# British Iron Works, South Wales meet - February 08



## smileysal (Feb 19, 2008)

Whilst at the South Wales meet we went to the former British Iron Works. Not sure of its whereabouts, i just drove lmao. Anyway, on with the pics. 

It was in a beautiful setting.

The former winding house






The right hand side part of the building was the first part of the managers house, the building on the left was the later managers house.





Arched door inside the house





Another view of the arched doorway










This is the sign (or whats left of it) of a former garage that was there after the iron works closed.
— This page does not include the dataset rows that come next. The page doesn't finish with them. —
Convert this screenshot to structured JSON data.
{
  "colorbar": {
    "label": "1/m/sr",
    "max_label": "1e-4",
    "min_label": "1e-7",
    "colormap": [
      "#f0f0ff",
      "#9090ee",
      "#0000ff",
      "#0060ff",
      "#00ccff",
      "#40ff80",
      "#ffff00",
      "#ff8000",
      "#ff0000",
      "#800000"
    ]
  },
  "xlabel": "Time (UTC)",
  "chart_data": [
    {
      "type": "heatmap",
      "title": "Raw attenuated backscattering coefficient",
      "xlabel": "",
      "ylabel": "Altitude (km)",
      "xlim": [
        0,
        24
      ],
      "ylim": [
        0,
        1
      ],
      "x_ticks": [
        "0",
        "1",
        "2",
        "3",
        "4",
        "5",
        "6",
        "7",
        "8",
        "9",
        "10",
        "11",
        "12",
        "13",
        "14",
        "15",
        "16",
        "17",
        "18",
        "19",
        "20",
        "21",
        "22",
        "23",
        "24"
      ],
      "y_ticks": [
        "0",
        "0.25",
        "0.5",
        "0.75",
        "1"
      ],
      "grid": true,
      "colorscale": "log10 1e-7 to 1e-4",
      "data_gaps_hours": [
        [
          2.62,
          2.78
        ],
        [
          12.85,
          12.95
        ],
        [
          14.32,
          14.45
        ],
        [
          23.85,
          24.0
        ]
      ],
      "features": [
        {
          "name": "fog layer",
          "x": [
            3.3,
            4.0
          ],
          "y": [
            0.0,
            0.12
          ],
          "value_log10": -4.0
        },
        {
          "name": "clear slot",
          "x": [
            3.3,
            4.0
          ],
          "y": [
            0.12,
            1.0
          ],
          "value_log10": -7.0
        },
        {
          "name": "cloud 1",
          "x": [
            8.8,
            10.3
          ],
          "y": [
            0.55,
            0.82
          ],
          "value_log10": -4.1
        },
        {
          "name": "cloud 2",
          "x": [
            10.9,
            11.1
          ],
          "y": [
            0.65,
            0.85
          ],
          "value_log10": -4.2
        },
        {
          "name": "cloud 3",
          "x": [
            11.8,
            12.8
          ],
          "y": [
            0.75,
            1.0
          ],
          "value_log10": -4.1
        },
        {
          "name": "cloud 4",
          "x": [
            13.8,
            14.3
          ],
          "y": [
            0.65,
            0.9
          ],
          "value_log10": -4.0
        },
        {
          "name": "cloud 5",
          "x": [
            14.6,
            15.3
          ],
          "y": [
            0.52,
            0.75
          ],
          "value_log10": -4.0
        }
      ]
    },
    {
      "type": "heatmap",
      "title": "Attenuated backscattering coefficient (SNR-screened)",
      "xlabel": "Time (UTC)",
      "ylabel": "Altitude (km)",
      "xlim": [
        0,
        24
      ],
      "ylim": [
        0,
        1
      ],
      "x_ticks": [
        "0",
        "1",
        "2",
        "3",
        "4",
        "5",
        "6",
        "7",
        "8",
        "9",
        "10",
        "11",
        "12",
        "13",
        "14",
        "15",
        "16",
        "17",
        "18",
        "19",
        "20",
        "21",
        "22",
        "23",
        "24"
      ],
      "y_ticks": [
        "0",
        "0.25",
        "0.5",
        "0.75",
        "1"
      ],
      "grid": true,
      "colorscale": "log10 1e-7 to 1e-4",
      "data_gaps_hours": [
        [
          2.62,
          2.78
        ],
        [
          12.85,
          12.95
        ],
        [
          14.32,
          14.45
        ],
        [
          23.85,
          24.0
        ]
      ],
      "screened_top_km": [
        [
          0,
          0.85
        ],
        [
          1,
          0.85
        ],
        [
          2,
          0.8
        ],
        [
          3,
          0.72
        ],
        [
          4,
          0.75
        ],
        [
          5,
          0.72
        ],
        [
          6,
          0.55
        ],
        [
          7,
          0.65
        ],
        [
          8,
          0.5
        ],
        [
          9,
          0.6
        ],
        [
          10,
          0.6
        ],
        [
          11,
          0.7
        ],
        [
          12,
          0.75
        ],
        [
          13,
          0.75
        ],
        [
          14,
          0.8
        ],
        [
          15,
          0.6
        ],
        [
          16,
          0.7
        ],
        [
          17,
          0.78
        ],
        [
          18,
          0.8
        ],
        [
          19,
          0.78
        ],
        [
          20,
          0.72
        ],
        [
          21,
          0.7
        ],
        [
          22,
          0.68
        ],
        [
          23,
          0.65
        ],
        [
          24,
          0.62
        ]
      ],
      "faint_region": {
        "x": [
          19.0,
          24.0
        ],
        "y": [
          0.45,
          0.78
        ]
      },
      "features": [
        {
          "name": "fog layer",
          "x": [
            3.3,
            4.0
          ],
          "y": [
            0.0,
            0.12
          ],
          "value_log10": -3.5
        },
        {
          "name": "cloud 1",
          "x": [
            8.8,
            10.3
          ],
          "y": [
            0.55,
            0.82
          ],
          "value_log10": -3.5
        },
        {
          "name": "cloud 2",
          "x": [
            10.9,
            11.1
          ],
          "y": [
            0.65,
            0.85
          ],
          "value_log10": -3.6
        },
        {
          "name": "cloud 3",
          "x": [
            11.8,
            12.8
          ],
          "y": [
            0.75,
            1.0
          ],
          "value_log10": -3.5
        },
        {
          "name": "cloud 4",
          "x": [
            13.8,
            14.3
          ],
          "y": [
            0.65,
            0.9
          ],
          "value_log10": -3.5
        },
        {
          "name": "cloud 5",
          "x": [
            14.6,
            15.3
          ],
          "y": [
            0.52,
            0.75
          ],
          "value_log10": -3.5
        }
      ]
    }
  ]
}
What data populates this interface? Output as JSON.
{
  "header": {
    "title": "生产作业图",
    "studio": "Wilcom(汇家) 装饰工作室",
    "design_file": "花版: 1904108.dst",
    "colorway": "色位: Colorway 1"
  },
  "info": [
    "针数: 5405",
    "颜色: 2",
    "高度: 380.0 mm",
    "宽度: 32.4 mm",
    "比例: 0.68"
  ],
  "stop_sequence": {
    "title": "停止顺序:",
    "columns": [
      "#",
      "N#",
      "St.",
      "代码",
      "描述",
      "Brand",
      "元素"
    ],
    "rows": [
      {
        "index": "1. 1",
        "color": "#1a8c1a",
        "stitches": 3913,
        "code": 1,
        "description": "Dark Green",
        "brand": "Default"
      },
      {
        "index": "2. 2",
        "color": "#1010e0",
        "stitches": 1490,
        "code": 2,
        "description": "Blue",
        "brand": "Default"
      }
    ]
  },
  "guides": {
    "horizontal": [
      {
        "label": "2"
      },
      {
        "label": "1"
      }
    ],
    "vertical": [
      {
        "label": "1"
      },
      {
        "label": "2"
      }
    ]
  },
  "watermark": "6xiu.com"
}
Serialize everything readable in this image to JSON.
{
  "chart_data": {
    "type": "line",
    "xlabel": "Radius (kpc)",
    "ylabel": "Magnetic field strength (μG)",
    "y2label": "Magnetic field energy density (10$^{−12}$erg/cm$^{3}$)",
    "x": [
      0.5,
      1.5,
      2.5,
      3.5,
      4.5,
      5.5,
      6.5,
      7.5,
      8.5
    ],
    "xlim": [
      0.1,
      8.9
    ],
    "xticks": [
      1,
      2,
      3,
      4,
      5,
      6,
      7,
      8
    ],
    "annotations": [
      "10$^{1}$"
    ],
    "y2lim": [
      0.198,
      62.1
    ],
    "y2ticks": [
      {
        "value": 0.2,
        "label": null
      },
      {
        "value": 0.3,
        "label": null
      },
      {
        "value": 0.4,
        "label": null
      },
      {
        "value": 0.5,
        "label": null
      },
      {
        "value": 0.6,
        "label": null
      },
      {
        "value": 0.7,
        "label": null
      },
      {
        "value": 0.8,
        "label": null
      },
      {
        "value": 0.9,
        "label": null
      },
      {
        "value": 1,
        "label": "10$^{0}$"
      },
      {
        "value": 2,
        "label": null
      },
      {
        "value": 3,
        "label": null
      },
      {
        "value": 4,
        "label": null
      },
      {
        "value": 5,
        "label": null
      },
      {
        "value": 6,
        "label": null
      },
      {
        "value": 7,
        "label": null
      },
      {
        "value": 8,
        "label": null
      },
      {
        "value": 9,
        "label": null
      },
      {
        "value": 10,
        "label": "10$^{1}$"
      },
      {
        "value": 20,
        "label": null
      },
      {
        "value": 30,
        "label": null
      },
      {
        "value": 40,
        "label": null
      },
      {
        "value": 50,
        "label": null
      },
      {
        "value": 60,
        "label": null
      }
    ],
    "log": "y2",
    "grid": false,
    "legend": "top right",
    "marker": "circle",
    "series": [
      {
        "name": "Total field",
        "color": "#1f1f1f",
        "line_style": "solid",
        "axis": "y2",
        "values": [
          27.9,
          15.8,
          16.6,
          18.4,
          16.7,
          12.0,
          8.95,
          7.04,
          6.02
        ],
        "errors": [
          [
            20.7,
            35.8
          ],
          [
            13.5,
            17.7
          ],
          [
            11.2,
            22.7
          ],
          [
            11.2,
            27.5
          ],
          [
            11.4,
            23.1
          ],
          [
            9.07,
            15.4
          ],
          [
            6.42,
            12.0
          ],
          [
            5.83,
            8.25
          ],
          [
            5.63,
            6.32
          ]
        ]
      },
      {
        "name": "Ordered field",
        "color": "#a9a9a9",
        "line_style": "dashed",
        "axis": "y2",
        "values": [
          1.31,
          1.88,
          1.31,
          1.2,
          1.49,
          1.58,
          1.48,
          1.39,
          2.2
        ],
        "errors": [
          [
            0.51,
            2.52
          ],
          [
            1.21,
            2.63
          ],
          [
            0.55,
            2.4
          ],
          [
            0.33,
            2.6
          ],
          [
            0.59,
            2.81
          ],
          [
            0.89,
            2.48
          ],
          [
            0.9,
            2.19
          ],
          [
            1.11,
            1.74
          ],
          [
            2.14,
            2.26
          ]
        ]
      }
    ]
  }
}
The pit is still there underneath all the beams and roof.










The chimney, not sure if the weather has done the damage with the hole in it, or people 










Another view of the chimney





A little friend either Crash or King Al found










A view of the house from the back view with Sheep explaining something.


----------



## sheep2405 (Feb 19, 2008)

Its in a place called Abersychan....


----------



## smileysal (Feb 19, 2008)

cheers, all i can remember is you directing me left, right and straight on. oh, and the railway bridge. Apart from that, i hadn't any idea.

  Sal


----------



## Foxylady (Feb 19, 2008)

I really loved this place.

The Winding House
















The Managers House




































And there's more...


----------



## Foxylady (Feb 19, 2008)

Cheers


----------



## King Al (Feb 20, 2008)

Looking good, love the fire place in the sky pic, don't remember that


----------



## smileysal (Feb 20, 2008)

Al, those fireplaces were all on the first floor. Was a gorgeous setting wasn't it?

And found it now on google earth  Cheers Sheep


----------



## havoc (Feb 20, 2008)

Wales is full of places like this, a lot are untouched by chavs too which is always nice. Nice work


----------